Couture may be made in Paris, but it is seen through the eyes of stylists. Rachel Zoe, once crowned by Time magazine as one of the most successful stylists before launching her brand, transformed how Hollywood wore fashion. Today, Cedric Haddad in Beirut or Carla DiBello in Dubai orchestrate red carpet moments for Gulf royals and global stars alike. These five-star stylists are the new arbiters of visibility—deciding which atelier takes the spotlight in Riyadh, Los Angeles, or Cannes.

Their influence underlines a truth: couture today is not only about ateliers and clients, but also about mediators who translate craft into cultural impact.

Rosee de Matin
Rosee de Matin

Calista de Minh Thanh
Calista de Minh Thanh

Tracy Studio
Tracy Studio

Why It All Matters

Couture has always been a paradox: exorbitant yet intimate, fleeting yet eternal. This season, that tension feels heightened. With fewer megabrands dominating the schedule, the spotlight shifts to artisans—the true custodians of fashion’s soul.

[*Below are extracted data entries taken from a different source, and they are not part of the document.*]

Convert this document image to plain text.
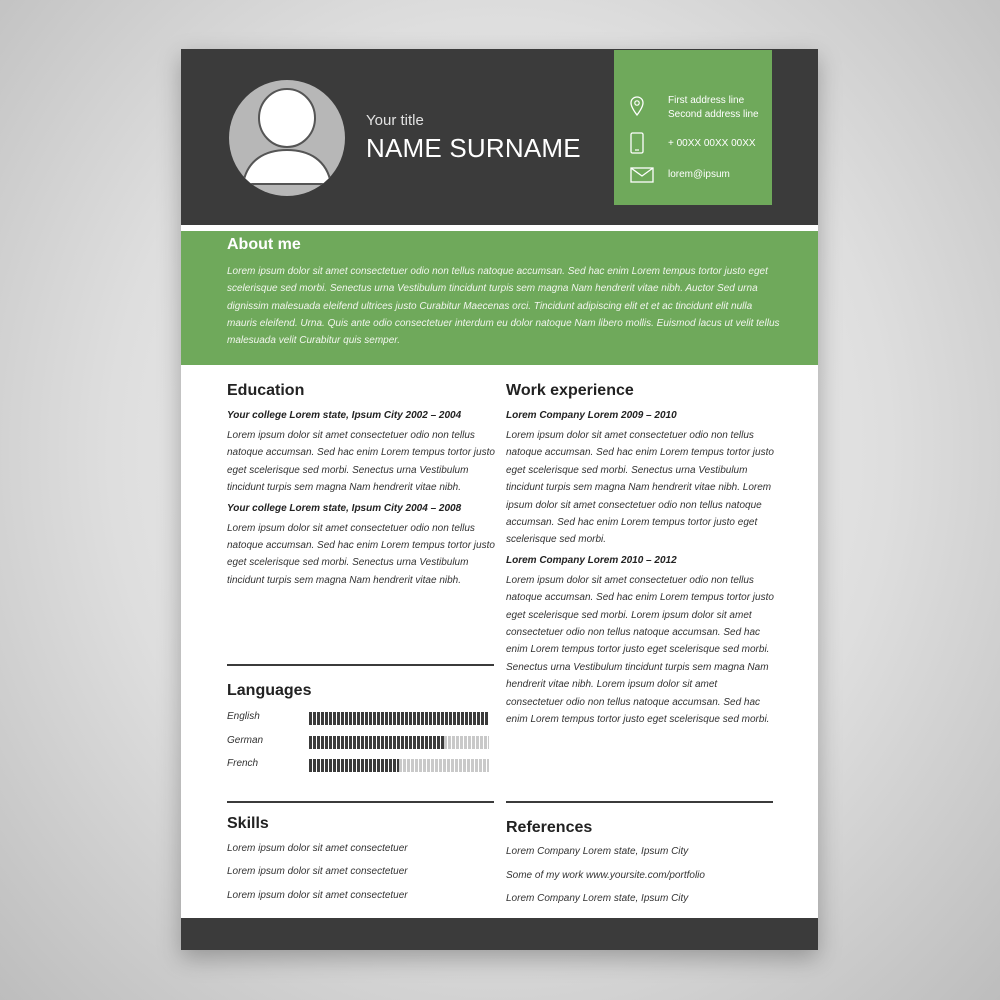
Your title
NAME SURNAME
First address line
Second address line
+ 00XX 00XX 00XX
lorem@ipsum
About me

Lorem ipsum dolor sit amet consectetuer odio non tellus natoque accumsan. Sed hac enim Lorem tempus tortor justo eget scelerisque sed morbi. Senectus urna Vestibulum tincidunt turpis sem magna Nam hendrerit vitae nibh. Auctor Sed urna dignissim malesuada eleifend ultrices justo Curabitur Maecenas orci. Tincidunt adipiscing elit et et ac tincidunt elit nulla mauris eleifend. Urna. Quis ante odio consectetuer interdum eu dolor natoque Nam libero mollis. Euismod lacus ut velit tellus malesuada velit Curabitur quis semper.

Education
Your college Lorem state, Ipsum City 2002 – 2004

Lorem ipsum dolor sit amet consectetuer odio non tellus natoque accumsan. Sed hac enim Lorem tempus tortor justo eget scelerisque sed morbi. Senectus urna Vestibulum tincidunt turpis sem magna Nam hendrerit vitae nibh.

Your college Lorem state, Ipsum City 2004 – 2008

Lorem ipsum dolor sit amet consectetuer odio non tellus natoque accumsan. Sed hac enim Lorem tempus tortor justo eget scelerisque sed morbi. Senectus urna Vestibulum tincidunt turpis sem magna Nam hendrerit vitae nibh.

Languages
English
German
French
Skills
Lorem ipsum dolor sit amet consectetuer
Lorem ipsum dolor sit amet consectetuer
Lorem ipsum dolor sit amet consectetuer
Work experience
Lorem Company Lorem 2009 – 2010

Lorem ipsum dolor sit amet consectetuer odio non tellus natoque accumsan. Sed hac enim Lorem tempus tortor justo eget scelerisque sed morbi. Senectus urna Vestibulum tincidunt turpis sem magna Nam hendrerit vitae nibh. Lorem ipsum dolor sit amet consectetuer odio non tellus natoque accumsan. Sed hac enim Lorem tempus tortor justo eget scelerisque sed morbi.

Lorem Company Lorem 2010 – 2012

Lorem ipsum dolor sit amet consectetuer odio non tellus natoque accumsan. Sed hac enim Lorem tempus tortor justo eget scelerisque sed morbi. Lorem ipsum dolor sit amet consectetuer odio non tellus natoque accumsan. Sed hac enim Lorem tempus tortor justo eget scelerisque sed morbi. Senectus urna Vestibulum tincidunt turpis sem magna Nam hendrerit vitae nibh. Lorem ipsum dolor sit amet consectetuer odio non tellus natoque accumsan. Sed hac enim Lorem tempus tortor justo eget scelerisque sed morbi.

References
Lorem Company Lorem state, Ipsum City
Some of my work www.yoursite.com/portfolio
Lorem Company Lorem state, Ipsum City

The absence of Dior and Valentino isn’t just a gap; it’s an invitation to look closer. To marvel at Daniel Roseberry’s Schiaparelli surrealism (July 8), or Iris Van Herpen’s biomechanical poetry (July 10). To ponder why Chanel’s studio collection—its last before Mathieu Blazy’s reign—might hint at a return to les années Lagerfeld.

But most of all, it is a reminder that couture exists in a dialogue between Paris and the wider world. Between a petite main in Rue Cambon and a red carpet in Los Angeles. Between embroidery artisans in Beirut and private patrons in Jeddah. Between the hands that sew and the eyes that behold.

As the lights dim on July 11, one truth will linger: couture isn’t merely seen—it’s felt. Whether through Demna’s parting provocation, Martens’ audacious debut, or the silent brilliance of a single embroidered thread, this season proves that fashion’s oldest tradition is also its most radical.